Staudinger T, Kordova H, Röggla M, Tesinsky P, Locker G J, Laczika K, Knapp S, Frass M
Department of Internal Medicine, University of Vienna, Austria.
Crit Care Med. 1998 Sep;26(9):1518-22. doi: 10.1097/00003246-199809000-00018.
To assess the oxygen cost of breathing with either pressure-support ventilation (PSV) or biphasic intermittent positive airway pressure ventilation (BIPAP).
Prospective, randomized, crossover study.
Medical intensive care unit of a university hospital.
Twenty clinically stable and spontaneously breathing patients after long-term mechanical ventilation.
Patients were randomized to start on either PSV or BIPAP, and measurements were performed after an adaptation period of 30 mins. Immediately after, the ventilatory mode was changed and after another 30-min adaptation period, the same measurements were performed.
Indirect calorimetry was performed during each ventilatory mode for a period of 30 mins. Oxygen consumption, energy expenditure, CO2 production, and respiratory quotient did not differ significantly between the two ventilatory modes, regardless of the patients' randomization. There were no statistically significant differences with regard to respiratory rate, minute volume, and blood gas analysis. All patients tolerated both ventilatory modes without any signs of discomfort.

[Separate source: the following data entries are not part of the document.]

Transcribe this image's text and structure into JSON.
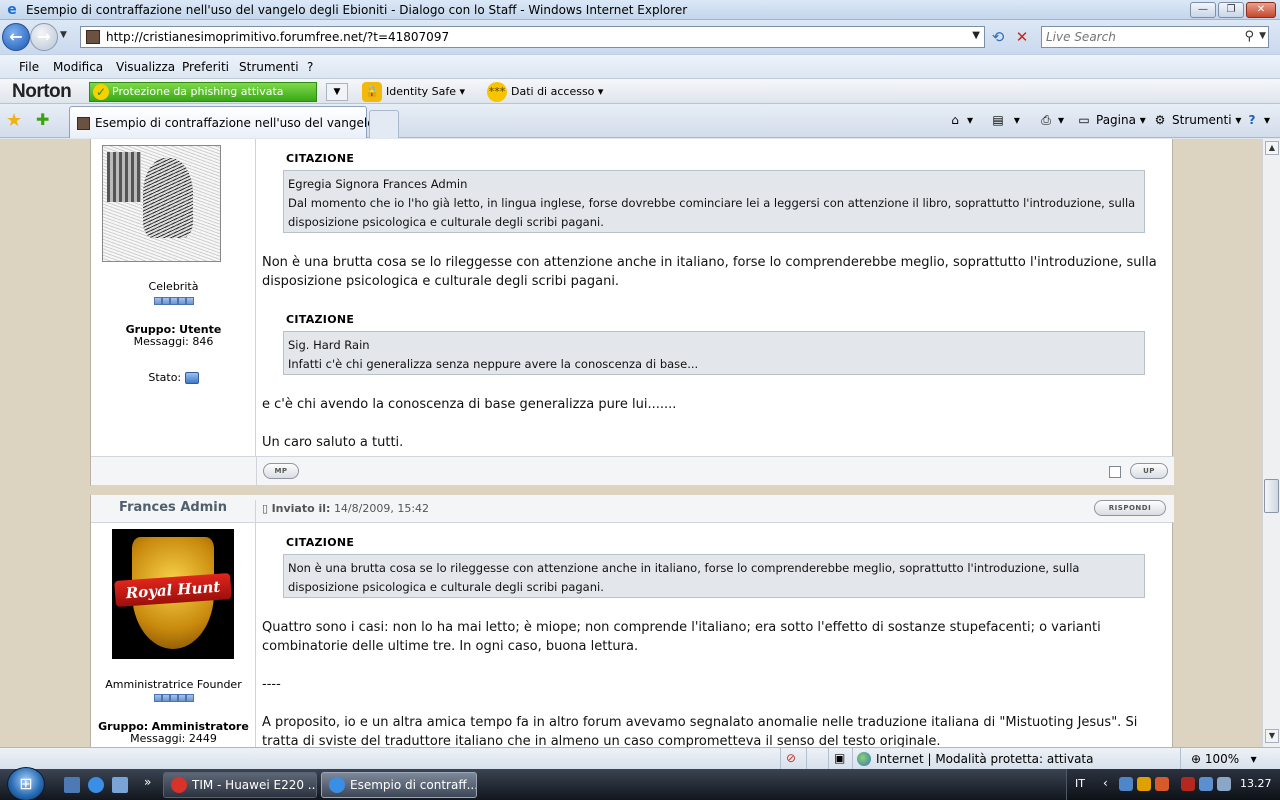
{
  "window": {
    "title": "Esempio di contraffazione nell'uso del vangelo degli Ebioniti - Dialogo con lo Staff - Windows Internet Explorer"
  },
  "address": {
    "url": "http://cristianesimoprimitivo.forumfree.net/?t=41807097",
    "search_placeholder": "Live Search"
  },
  "menu": {
    "items": [
      "File",
      "Modifica",
      "Visualizza",
      "Preferiti",
      "Strumenti",
      "?"
    ]
  },
  "norton": {
    "logo": "Norton",
    "phishing": "Protezione da phishing attivata",
    "identity": "Identity Safe",
    "dati": "Dati di accesso"
  },
  "tabs": {
    "active_label": "Esempio di contraffazione nell'uso del vangelo d..."
  },
  "commandbar": {
    "pagina": "Pagina",
    "strumenti": "Strumenti"
  },
  "post1": {
    "rank": "Celebrità",
    "gruppo_label": "Gruppo:",
    "gruppo": "Utente",
    "messaggi_label": "Messaggi:",
    "messaggi": "846",
    "stato_label": "Stato:",
    "quote1_head": "CITAZIONE",
    "quote1_line1": "Egregia Signora Frances Admin",
    "quote1_line2": "Dal momento che io l'ho già letto, in lingua inglese, forse dovrebbe cominciare lei a leggersi con attenzione il libro, soprattutto l'introduzione, sulla disposizione psicologica e culturale degli scribi pagani.",
    "text1": "Non è una brutta cosa se lo rileggesse con attenzione anche in italiano, forse lo comprenderebbe meglio, soprattutto l'introduzione, sulla disposizione psicologica e culturale degli scribi pagani.",
    "quote2_head": "CITAZIONE",
    "quote2_line1": "Sig. Hard Rain",
    "quote2_line2": "Infatti c'è chi generalizza senza neppure avere la conoscenza di base...",
    "text2": "e c'è chi avendo la conoscenza di base generalizza pure lui.......",
    "text3": "Un caro saluto a tutti.",
    "mp_btn": "MP",
    "up_btn": "UP"
  },
  "post2": {
    "username": "Frances Admin",
    "inviato_label": "Inviato il:",
    "inviato_date": "14/8/2009, 15:42",
    "rispondi_btn": "RISPONDI",
    "avatar_text": "Royal Hunt",
    "rank": "Amministratrice Founder",
    "gruppo_label": "Gruppo:",
    "gruppo": "Amministratore",
    "messaggi_label": "Messaggi:",
    "messaggi": "2449",
    "quote_head": "CITAZIONE",
    "quote_text": "Non è una brutta cosa se lo rileggesse con attenzione anche in italiano, forse lo comprenderebbe meglio, soprattutto l'introduzione, sulla disposizione psicologica e culturale degli scribi pagani.",
    "text1": "Quattro sono i casi: non lo ha mai letto; è miope; non comprende l'italiano; era sotto l'effetto di sostanze stupefacenti; o varianti combinatorie delle ultime tre. In ogni caso, buona lettura.",
    "text2": "----",
    "text3": "A proposito, io e un altra amica tempo fa in altro forum avevamo segnalato anomalie nelle traduzione italiana di \"Mistuoting Jesus\". Si tratta di sviste del traduttore italiano che in almeno un caso comprometteva il senso del testo originale."
  },
  "statusbar": {
    "zone": "Internet | Modalità protetta: attivata",
    "zoom": "100%"
  },
  "taskbar": {
    "btn1": "TIM - Huawei E220 ...",
    "btn2": "Esempio di contraff...",
    "lang": "IT",
    "clock": "13.27"
  }
}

Pressure support ventilation and BIPAP are both used for weaning patients gradually from the ventilator. BIPAP may be advantageous in patients not breathing sufficiently with PSV, since no patient effort is necessary with use of this ventilatory mode.
评估压力支持通气(PSV)或双相间歇正压通气(BIPAP)时的呼吸氧耗。
前瞻性、随机、交叉研究。
大学医院的医学重症监护病房。
20例长期机械通气后临床状况稳定且自主呼吸的患者。
患者随机开始使用PSV或BIPAP,在30分钟的适应期后进行测量。之后立即更换通气模式,在另一个30分钟的适应期后,进行相同的测量。
在每种通气模式下进行30分钟的间接热量测定。两种通气模式下的氧耗、能量消耗、二氧化碳产生和呼吸商均无显著差异,与患者的随机分组无关。呼吸频率、分钟通气量和血气分析也无统计学显著差异。所有患者均耐受两种通气模式,无任何不适迹象。
压力支持通气和BIPAP均用于使患者逐渐脱离呼吸机。对于使用PSV时呼吸不足的患者,BIPAP可能具有优势,因为使用这种通气模式无需患者用力。